For performance-related risks to product quality, the process is as follows:
- Identify risks to product quality, focusing on characteristics such as timing, resource utilization, and capacity.
- Evaluate identified risks to ensure that relevant architectural categories are addressed. Assessing the overall risk for each identified risk in terms of likelihood and impact against clearly defined criteria.
- Take appropriate mitigation actions for each risk factor based on the nature of the risk factor and the level of risk.
- Continuously manage risk to ensure that risks are adequately mitigated prior to release.
As with quality risk analysis in general, participants in this process should include both business and technical stakeholders. When analyzing performance-related risks, business stakeholders must include those with a particular awareness of how performance problems in production will actually affect customers, users, the business, and other downstream stakeholders. Business stakeholders must recognize that the intended use, business, societal, or safety significance, potential financial and/or reputational damage, civil or criminal liability, and similar factors will affect risk from a business perspective, create risk, and influence the impact of failures.
In addition, technical stakeholders must include those with a deep understanding of the performance implications of relevant requirements, architecture, design, and implementation decisions. Technical stakeholders must understand that architecture, design, and implementation decisions affect performance risk from a technical perspective, create risk, and influence the likelihood of failure.
The risk analysis process selected should have an appropriate level of formality and rigor. For performance-related risks, it is particularly important that the risk analysis process be started early and repeated regularly. In other words, the tester should avoid relying solely on performance tests performed toward the end of the system test and system integration test levels. Many projects, especially larger and more complex systems projects, have experienced unpleasant surprises because performance deficiencies resulting from requirements, design, architecture, and implementation decisions made early in the project were discovered too late. The focus should therefore be on an iterative approach to identifying, assessing, mitigating, and managing performance risks throughout the software development lifecycle.
For example, when processing large amounts of data through a relational database, the slow performance of many-to-many joins due to poor database design may not become apparent until dynamic testing with large test data sets, such as those used in system testing. However, a careful technical review involving experienced database engineers can predict the problems before the database is implemented. After such a review, risks are re-identified and re-evaluated in an iterative approach.
In addition, risk mitigation and management must encompass and influence the entire software development process, not just dynamic testing. For example, if critical performance-related decisions such as the expected number of transactions or concurrent users cannot be determined early in the project, it is important that design and architecture decisions enable highly variable scalability (e.g., cloud-based compute resources on demand). This allows early decisions to be made to mitigate risk.

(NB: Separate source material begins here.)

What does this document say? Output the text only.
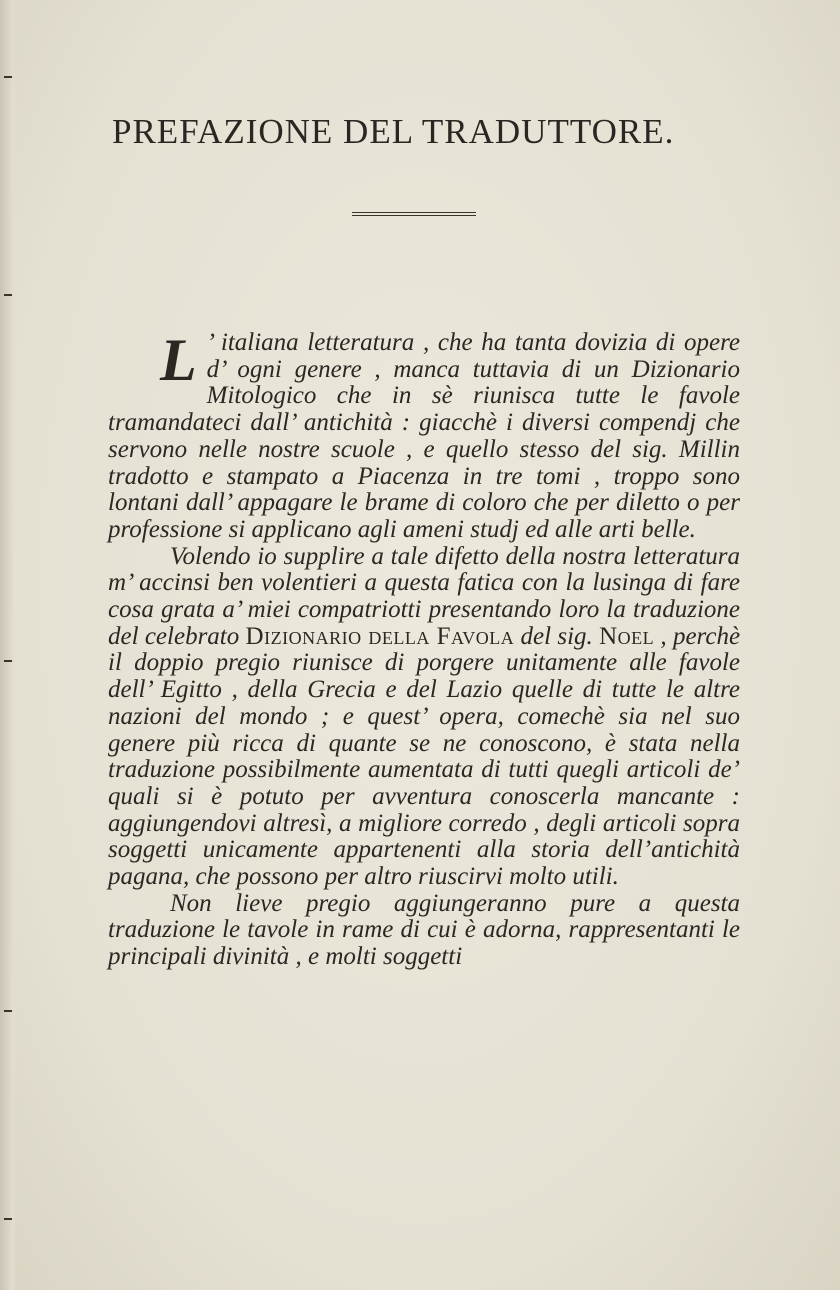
PREFAZIONE DEL TRADUTTORE.

L ’ italiana letteratura , che ha tanta dovizia di opere d’ ogni genere , manca tuttavia di un Dizionario Mitologico che in sè riunisca tutte le favole tramandateci dall’ antichità : giacchè i diversi compendj che servono nelle nostre scuole , e quello stesso del sig. Millin tradotto e stampato a Piacenza in tre tomi , troppo sono lontani dall’ appagare le brame di coloro che per diletto o per professione si applicano agli ameni studj ed alle arti belle.

Volendo io supplire a tale difetto della nostra letteratura m’ accinsi ben volentieri a questa fatica con la lusinga di fare cosa grata a’ miei compatriotti presentando loro la traduzione del celebrato Dizionario della Favola del sig. Noel , perchè il doppio pregio riunisce di porgere unitamente alle favole dell’ Egitto , della Grecia e del Lazio quelle di tutte le altre nazioni del mondo ; e quest’ opera, comechè sia nel suo genere più ricca di quante se ne conoscono, è stata nella traduzione possibilmente aumentata di tutti quegli articoli de’ quali si è potuto per avventura conoscerla mancante : aggiungendovi altresì, a migliore corredo , degli articoli sopra soggetti unicamente appartenenti alla storia dell’antichità pagana, che possono per altro riuscirvi molto utili.

Non lieve pregio aggiungeranno pure a questa traduzione le tavole in rame di cui è adorna, rappresentanti le principali divinità , e molti soggetti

Good performance engineering can help project teams avoid late discovery of critical performance defects during higher levels of testing, such as system integration testing or user acceptance testing. Performance defects discovered late in a project can be extremely costly and even lead to the cancellation of entire projects.

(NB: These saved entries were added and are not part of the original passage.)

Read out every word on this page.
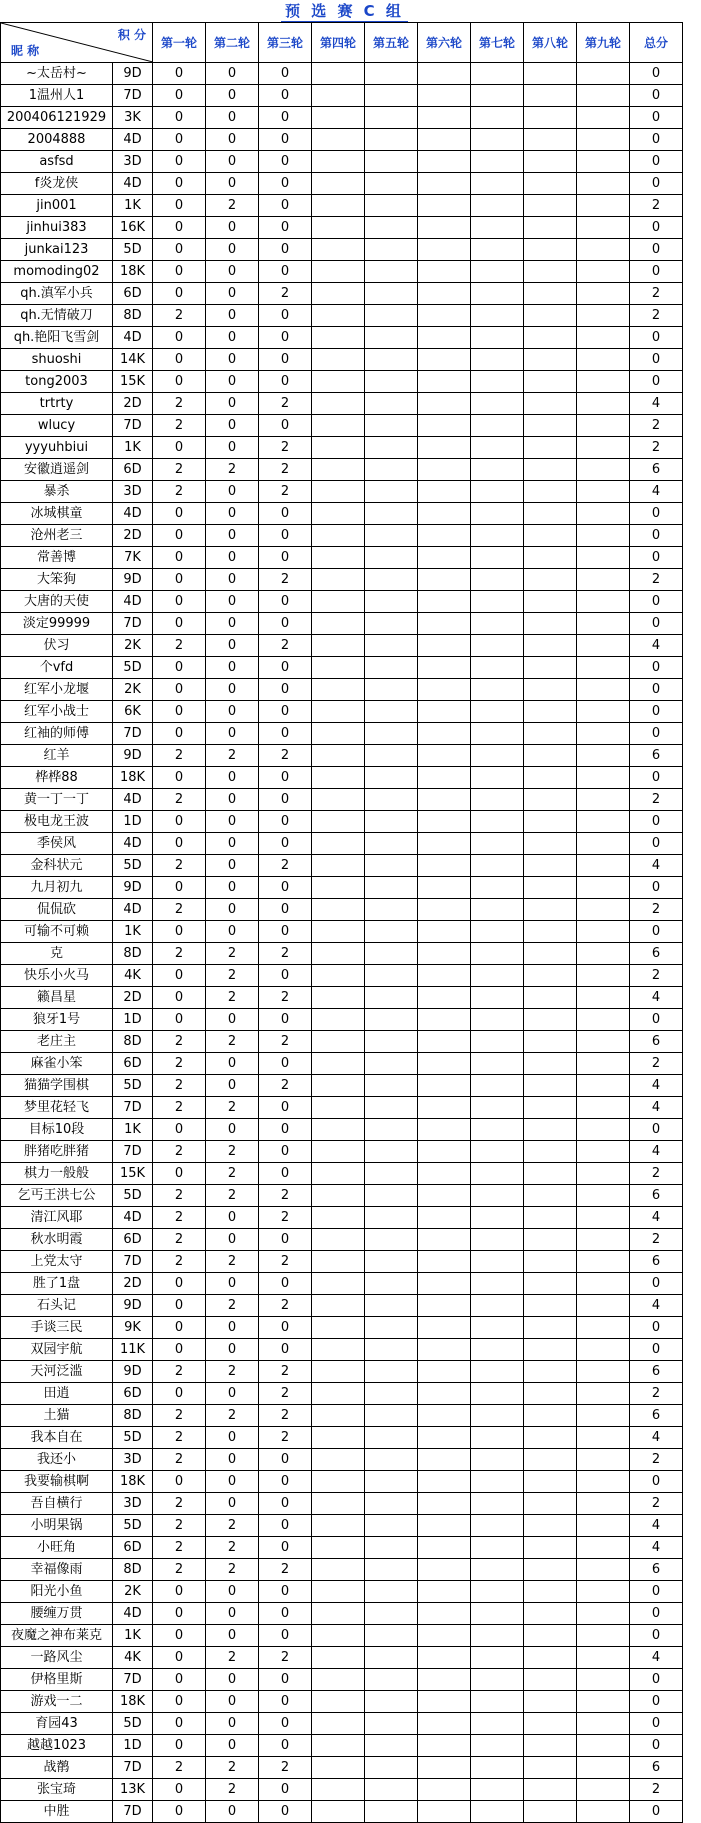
预 选 赛 C 组
积 分
昵 称		第一轮	第二轮	第三轮	第四轮	第五轮	第六轮	第七轮	第八轮	第九轮	总分
~太岳村~	9D	0	0	0							0
1温州人1	7D	0	0	0							0
200406121929	3K	0	0	0							0
2004888	4D	0	0	0							0
asfsd	3D	0	0	0							0
f炎龙侠	4D	0	0	0							0
jin001	1K	0	2	0							2
jinhui383	16K	0	0	0							0
junkai123	5D	0	0	0							0
momoding02	18K	0	0	0							0
qh.滇军小兵	6D	0	0	2							2
qh.无情破刀	8D	2	0	0							2
qh.艳阳飞雪剑	4D	0	0	0							0
shuoshi	14K	0	0	0							0
tong2003	15K	0	0	0							0
trtrty	2D	2	0	2							4
wlucy	7D	2	0	0							2
yyyuhbiui	1K	0	0	2							2
安徽逍遥剑	6D	2	2	2							6
暴杀	3D	2	0	2							4
冰城棋童	4D	0	0	0							0
沧州老三	2D	0	0	0							0
常善博	7K	0	0	0							0
大笨狗	9D	0	0	2							2
大唐的天使	4D	0	0	0							0
淡定99999	7D	0	0	0							0
伏习	2K	2	0	2							4
个vfd	5D	0	0	0							0
红军小龙堰	2K	0	0	0							0
红军小战士	6K	0	0	0							0
红袖的师傅	7D	0	0	0							0
红羊	9D	2	2	2							6
桦桦88	18K	0	0	0							0
黄一丁一丁	4D	2	0	0							2
极电龙王波	1D	0	0	0							0
季侯风	4D	0	0	0							0
金科状元	5D	2	0	2							4
九月初九	9D	0	0	0							0
侃侃砍	4D	2	0	0							2
可输不可赖	1K	0	0	0							0
克	8D	2	2	2							6
快乐小火马	4K	0	2	0							2
籁昌星	2D	0	2	2							4
狼牙1号	1D	0	0	0							0
老庄主	8D	2	2	2							6
麻雀小笨	6D	2	0	0							2
猫猫学围棋	5D	2	0	2							4
梦里花轻飞	7D	2	2	0							4
目标10段	1K	0	0	0							0
胖猪吃胖猪	7D	2	2	0							4
棋力一般般	15K	0	2	0							2
乞丐王洪七公	5D	2	2	2							6
清江风耶	4D	2	0	2							4
秋水明霞	6D	2	0	0							2
上党太守	7D	2	2	2							6
胜了1盘	2D	0	0	0							0
石头记	9D	0	2	2							4
手谈三民	9K	0	0	0							0
双园宇航	11K	0	0	0							0
天河泛滥	9D	2	2	2							6
田逍	6D	0	0	2							2
土猫	8D	2	2	2							6
我本自在	5D	2	0	2							4
我还小	3D	2	0	0							2
我要输棋啊	18K	0	0	0							0
吾自横行	3D	2	0	0							2
小明果锅	5D	2	2	0							4
小旺角	6D	2	2	0							4
幸福像雨	8D	2	2	2							6
阳光小鱼	2K	0	0	0							0
腰缠万贯	4D	0	0	0							0
夜魔之神布莱克	1K	0	0	0							0
一路风尘	4K	0	2	2							4
伊格里斯	7D	0	0	0							0
游戏一二	18K	0	0	0							0
育园43	5D	0	0	0							0
越越1023	1D	0	0	0							0
战鹡	7D	2	2	2							6
张宝琦	13K	0	2	0							2
中胜	7D	0	0	0							0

As with any type of quality risk, performance-related risks can never be completely avoided, i.e., some risk of performance-related production defects will always exist. Therefore, the risk management process must include a realistic and specific assessment of the residual risk for the business and technical stakeholders involved in the process. For example, it is not helpful to simply say, “Yes, it is still possible that customers will experience long wait times at checkout,” as this does not indicate the extent to which the risk has already been mitigated or the level of residual risk. Instead, it is helpful to state the percentage of customers who may experience delays that meet or exceed a certain threshold to understand the status.